The Texaco Children’s Art Competition has never been a photographic contest, but this year’s lineup of winners confirms that, in today’s visual culture, photography rules
The Texaco Children’s Art Competition has never been a photographic contest, but this year’s lineup of winners confirms that, in today’s visual culture – via the smartphone and screens of other sorts – photography rules. The desire to capture likeness in portraits, whether self-portraits or depictions of types (and occasionally pets) is a dominant strand, more often than not filtered through a camera lens. The fascination of the gaze holds firm, as does the limitless attraction of fine, linear detail for a significant cohort of younger artists and their audience. One formidable category winner, James Noonan, is already a veteran of the direct, tell-it-like-it-is gaze.
It’s no reflection on the competing artists – much more a sign of the times – that, mostly, the portrait format bypasses the need to make a composition or structure an image. Some winners, though, make real efforts to do just that, skilfully drawing viewers into pictorial narratives – Sarah McLoughlin, Amy O’Brien and Sabrina Morgan among them. Not surprisingly, the youngest artists are often the least hidebound, Charles Gallagher with his spirited Moo Moo Rua being a good example.

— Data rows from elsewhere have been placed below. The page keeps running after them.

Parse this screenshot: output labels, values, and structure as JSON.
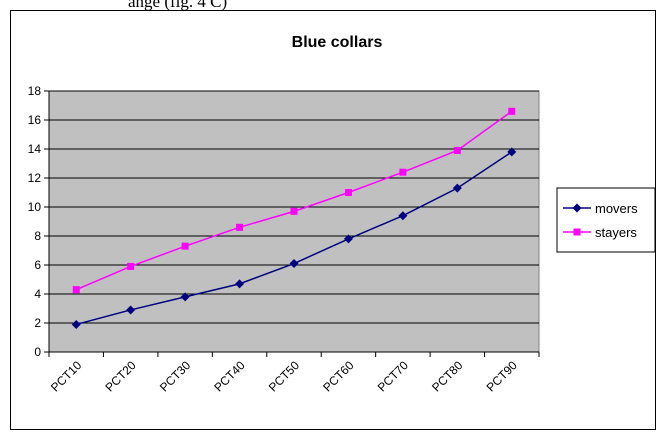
{
  "top_caption": "ange   (fig. 4 C)",
  "chart_data": {
    "type": "line",
    "title": "Blue collars",
    "xlabel": "",
    "ylabel": "",
    "categories": [
      "PCT10",
      "PCT20",
      "PCT30",
      "PCT40",
      "PCT50",
      "PCT60",
      "PCT70",
      "PCT80",
      "PCT90"
    ],
    "ylim": [
      0,
      18
    ],
    "ytick_step": 2,
    "grid": true,
    "legend_position": "right",
    "plot_background": "#c0c0c0",
    "series": [
      {
        "name": "movers",
        "color": "#000080",
        "marker": "diamond",
        "values": [
          1.9,
          2.9,
          3.8,
          4.7,
          6.1,
          7.8,
          9.4,
          11.3,
          13.8
        ]
      },
      {
        "name": "stayers",
        "color": "#ff00ff",
        "marker": "square",
        "values": [
          4.3,
          5.9,
          7.3,
          8.6,
          9.7,
          11.0,
          12.4,
          13.9,
          16.6
        ]
      }
    ]
  }
}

Remarkably, his one-year-old brother Neal joined him among the prizewinners with a boldly abstracted account of Rainbows and Sunshine.
The competition is, remarkably, in its 69th year, and remains an extremely popular series, averaging 20,000 to 30,000 submissions annually. It also serves as an intriguing barometer of youthful visual culture. Prize money is generous, with awards totalling almost €10,000.
This year’s overall winner is Charley Bell from Belfast. Her winning artwork, and those of three other award-winning students – Sarah McLoughlin, Amy O’Brien and Megan Hogan – will represent Ireland at the 24th International High School Arts Festival in Japan in August this year, showing at The National Art Center, Tokyo, from 9 to 20 August.